The transition from non-life to life is one of the most fascinating but challenging issues in contemporary science. It is clear that all the current biodiversity is the outcome of Darwinian evolution from a primitive cellular species, the so-called last universal common ancestor (LUCA). A NASA panel even defined life as a “self-sustaining chemical system capable of Darwinian evolution”. The findings of modern biology have fully validated those principles, but show no illumination of the onset of Darwinian evolution. The design of replicator systems that can evolve will advance our understanding of the chemical roots of Darwinian evolution and its origin, and pave the way for de novo synthesis of life.

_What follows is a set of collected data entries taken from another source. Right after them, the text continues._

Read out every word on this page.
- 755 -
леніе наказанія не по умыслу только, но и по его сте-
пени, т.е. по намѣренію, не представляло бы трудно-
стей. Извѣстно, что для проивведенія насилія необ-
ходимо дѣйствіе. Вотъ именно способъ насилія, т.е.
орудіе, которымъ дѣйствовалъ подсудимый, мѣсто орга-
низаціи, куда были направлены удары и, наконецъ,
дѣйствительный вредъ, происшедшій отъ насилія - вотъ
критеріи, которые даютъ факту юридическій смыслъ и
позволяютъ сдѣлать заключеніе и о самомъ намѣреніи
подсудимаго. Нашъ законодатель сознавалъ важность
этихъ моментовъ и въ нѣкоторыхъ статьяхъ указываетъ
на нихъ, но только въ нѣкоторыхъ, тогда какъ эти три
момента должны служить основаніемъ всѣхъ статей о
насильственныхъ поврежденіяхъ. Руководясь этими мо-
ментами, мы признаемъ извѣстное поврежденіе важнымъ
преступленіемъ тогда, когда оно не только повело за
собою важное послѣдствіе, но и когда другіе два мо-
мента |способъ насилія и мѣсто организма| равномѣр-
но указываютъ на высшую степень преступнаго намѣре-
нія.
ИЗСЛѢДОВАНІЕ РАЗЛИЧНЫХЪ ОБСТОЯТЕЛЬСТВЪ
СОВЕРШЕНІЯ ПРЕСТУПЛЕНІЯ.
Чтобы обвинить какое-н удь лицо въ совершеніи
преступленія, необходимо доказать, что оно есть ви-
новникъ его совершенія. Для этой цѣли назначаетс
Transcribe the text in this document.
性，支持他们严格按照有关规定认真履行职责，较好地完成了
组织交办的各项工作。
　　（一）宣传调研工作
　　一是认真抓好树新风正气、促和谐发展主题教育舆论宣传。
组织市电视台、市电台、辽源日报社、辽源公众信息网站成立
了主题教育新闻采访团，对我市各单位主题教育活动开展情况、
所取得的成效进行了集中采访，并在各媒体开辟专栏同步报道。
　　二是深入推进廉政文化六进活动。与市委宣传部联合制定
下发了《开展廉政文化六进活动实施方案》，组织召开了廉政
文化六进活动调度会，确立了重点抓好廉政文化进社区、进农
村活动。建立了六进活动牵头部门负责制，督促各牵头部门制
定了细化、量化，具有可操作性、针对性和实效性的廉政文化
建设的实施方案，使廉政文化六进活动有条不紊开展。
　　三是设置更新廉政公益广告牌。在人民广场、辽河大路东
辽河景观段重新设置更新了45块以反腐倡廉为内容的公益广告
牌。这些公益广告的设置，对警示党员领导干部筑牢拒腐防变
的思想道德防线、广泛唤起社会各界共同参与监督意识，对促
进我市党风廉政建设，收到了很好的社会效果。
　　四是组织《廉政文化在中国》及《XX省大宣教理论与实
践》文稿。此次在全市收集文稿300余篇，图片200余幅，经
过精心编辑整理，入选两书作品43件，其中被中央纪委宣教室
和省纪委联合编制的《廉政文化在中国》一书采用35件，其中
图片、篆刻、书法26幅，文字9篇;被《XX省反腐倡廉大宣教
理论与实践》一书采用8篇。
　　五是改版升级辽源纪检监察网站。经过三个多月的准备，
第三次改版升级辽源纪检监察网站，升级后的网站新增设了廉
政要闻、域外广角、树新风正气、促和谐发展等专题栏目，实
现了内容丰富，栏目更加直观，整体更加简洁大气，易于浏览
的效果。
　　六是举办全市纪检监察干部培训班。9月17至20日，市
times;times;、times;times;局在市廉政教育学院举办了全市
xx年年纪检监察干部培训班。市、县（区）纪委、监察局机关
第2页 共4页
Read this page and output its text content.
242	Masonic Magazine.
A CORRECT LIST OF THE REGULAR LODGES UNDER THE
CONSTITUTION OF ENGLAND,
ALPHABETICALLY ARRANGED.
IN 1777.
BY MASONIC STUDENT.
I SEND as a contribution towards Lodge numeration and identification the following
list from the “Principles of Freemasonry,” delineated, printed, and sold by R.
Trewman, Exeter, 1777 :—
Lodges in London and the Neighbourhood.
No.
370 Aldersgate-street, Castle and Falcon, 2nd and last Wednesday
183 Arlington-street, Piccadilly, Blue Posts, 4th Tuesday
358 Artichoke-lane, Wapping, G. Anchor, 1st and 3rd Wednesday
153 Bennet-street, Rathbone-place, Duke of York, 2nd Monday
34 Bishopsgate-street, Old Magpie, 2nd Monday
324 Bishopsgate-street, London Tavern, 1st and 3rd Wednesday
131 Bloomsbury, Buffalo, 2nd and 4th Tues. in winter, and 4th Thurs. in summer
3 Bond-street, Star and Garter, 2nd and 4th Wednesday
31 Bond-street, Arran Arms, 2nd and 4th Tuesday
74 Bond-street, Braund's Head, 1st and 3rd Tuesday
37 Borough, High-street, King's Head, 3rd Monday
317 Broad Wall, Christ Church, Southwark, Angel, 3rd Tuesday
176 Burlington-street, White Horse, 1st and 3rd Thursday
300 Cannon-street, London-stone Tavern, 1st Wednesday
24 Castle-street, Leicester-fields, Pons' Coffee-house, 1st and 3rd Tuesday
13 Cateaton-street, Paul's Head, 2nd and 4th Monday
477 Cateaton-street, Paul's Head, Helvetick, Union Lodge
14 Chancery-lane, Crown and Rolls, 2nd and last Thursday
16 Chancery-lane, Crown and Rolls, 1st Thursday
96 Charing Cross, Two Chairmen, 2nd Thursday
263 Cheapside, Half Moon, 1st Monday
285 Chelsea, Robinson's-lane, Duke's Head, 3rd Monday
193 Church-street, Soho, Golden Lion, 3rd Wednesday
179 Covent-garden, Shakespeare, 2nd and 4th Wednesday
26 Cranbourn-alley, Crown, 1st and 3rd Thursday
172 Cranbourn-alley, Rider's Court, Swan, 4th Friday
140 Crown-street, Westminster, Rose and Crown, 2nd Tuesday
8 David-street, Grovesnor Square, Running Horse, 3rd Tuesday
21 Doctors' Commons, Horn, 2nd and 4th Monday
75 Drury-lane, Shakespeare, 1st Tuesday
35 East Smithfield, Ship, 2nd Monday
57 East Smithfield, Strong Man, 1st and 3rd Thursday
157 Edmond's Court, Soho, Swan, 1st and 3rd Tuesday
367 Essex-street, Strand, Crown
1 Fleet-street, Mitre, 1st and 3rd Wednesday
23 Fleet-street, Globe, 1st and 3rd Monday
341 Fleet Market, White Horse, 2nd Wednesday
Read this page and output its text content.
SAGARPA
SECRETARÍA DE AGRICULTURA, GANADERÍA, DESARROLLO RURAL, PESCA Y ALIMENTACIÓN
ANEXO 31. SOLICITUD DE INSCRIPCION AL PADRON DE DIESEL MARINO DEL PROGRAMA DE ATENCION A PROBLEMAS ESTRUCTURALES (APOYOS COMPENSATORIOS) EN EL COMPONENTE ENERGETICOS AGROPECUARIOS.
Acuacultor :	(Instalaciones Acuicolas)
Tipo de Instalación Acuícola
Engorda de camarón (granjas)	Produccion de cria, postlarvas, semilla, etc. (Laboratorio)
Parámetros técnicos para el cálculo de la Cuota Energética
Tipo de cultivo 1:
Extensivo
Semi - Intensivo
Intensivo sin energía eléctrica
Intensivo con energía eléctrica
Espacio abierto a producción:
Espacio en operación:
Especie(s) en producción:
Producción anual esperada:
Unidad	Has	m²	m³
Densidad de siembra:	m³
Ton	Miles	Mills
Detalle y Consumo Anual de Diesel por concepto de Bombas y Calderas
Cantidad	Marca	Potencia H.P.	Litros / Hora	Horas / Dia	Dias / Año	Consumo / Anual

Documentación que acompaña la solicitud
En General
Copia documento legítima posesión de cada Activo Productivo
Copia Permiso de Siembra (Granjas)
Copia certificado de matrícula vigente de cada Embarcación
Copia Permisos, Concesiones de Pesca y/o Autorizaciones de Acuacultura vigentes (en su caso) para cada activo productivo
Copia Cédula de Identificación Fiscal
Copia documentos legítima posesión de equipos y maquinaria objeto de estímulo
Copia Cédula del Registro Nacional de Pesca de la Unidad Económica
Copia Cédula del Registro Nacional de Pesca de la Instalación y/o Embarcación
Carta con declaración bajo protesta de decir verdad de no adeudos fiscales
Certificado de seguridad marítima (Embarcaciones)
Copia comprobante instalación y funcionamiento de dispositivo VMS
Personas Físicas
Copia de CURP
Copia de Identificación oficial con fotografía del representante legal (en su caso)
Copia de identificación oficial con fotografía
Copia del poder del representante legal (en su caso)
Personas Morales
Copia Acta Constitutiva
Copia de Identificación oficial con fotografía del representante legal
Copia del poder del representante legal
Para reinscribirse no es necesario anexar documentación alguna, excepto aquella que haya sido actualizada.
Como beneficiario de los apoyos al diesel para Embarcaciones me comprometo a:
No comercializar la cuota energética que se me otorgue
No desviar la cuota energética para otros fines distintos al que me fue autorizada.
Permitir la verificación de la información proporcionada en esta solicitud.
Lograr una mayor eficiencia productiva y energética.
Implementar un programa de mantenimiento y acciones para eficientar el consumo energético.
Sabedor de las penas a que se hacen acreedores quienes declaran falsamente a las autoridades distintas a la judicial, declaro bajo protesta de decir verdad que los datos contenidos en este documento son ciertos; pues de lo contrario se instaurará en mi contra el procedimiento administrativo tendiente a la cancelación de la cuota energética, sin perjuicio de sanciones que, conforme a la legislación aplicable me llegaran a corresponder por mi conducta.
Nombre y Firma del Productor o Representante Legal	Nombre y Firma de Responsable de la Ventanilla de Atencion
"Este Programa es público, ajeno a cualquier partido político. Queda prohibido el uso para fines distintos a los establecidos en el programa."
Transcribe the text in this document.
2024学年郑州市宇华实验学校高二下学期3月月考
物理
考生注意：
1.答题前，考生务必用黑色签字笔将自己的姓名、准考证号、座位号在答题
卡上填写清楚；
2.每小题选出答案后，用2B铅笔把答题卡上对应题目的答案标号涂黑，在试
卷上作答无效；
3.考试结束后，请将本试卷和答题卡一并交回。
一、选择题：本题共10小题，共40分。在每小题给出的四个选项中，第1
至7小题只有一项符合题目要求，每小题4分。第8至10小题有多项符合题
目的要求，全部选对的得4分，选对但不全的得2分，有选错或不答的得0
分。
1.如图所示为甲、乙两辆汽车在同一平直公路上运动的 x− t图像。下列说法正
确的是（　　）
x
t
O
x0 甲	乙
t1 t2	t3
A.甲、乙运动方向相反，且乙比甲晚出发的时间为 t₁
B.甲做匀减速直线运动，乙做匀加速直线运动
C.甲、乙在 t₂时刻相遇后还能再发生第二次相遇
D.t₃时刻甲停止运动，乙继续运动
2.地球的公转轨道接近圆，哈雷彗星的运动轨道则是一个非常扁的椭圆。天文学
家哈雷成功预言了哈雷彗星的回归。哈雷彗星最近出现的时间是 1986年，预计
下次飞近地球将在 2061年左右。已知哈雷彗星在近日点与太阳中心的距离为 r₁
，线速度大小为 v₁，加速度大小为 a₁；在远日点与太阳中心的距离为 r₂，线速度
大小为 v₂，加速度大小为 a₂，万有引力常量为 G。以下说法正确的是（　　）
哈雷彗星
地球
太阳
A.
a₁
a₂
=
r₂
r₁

Direct kinetic or thermodynamic selection can be imposed on some synthetic replicators, where the selection targets are physicochemical properties rather than “encoded” functions like in biological evolution. To make the selection coherent with the Darwin framework, functions should be coupled to mutations to enable selection of functional advantage. An organizational logic of an ensemble of higher-order processes (e.g. through a compartment) is required to keep the replicator together with its corresponding functional components for retaining the metabolites for the benefit of the replicator that produced them.
Systems chemistry dealing with intricate combinations of molecules (e.g. via reaction networks, self-assembly, and self-organization) at once will help address many of the challenges in evolutionary chemistry, leading to the emergence of evolutionary systems chemistry. The objectives of the project are to functionalize replicators by integrating metabolism and build up a self-maintaining chemical replicator systems capable of Darwin evolution and adaption.